Consider the following sequence of events in the context of Portuguese Wikipedia:
- March 2018: São Carlos was moved to São Carlos (desambiguação)
- March 2018: Discussão:São Carlos was moved to Discussão:São Carlos (desambiguação)
- March 2018: São Carlos (São Paulo) was moved to São Carlos
- March 2018: Discussão:São Carlos (São Paulo) was moved to Discussão:São Carlos
- April 2020: São Carlos was moved to São Carlos (São Paulo)
- April 2020: Discussão:São Carlos was moved to Discussão:São Carlos (São Paulo)

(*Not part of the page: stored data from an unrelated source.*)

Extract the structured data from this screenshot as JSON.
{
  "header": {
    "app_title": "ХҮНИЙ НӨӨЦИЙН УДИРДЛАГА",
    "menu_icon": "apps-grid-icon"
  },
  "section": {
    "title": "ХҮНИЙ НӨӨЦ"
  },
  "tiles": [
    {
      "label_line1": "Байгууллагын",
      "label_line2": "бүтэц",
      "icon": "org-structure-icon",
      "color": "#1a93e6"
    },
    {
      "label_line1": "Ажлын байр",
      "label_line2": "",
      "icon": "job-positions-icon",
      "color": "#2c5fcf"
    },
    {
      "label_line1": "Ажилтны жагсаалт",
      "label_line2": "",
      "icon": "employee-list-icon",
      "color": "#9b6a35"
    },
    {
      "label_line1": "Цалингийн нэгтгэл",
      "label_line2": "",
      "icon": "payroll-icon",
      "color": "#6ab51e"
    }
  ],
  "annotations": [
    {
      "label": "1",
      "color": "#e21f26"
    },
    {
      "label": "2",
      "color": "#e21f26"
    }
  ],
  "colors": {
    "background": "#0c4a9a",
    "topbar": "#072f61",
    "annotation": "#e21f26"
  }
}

- April 2020: São Carlos (desambiguação) was moved to São Carlos
- April 2020: Discussão:São Carlos (desambiguação) was moved to Discussão:São Carlos
- April 2020: Labels were extracted from ptwiki-20200301-pages-meta-history*.xml*.bz2, including these:
{"timestamp": "20081220171253", "project": "marca de projeto", "wp10": "3", "page_title": "S\u00e3o Carlos"} {"timestamp": "20171109163710", "project": "marca de projeto", "wp10": "4", "page_title": "S\u00e3o Carlos"}
Now, these are timestamps which appear in the history of Discussão:São Carlos (São Paulo).
However, when the text was extracted from ptwiki's API, it came from São Carlos, which is a disambiguation page, and not the article São Carlos (São Paulo) to which the labels refer to.
I don't know how often this mismatch between the text and the labels happens in the full datasets, but it should be fixed.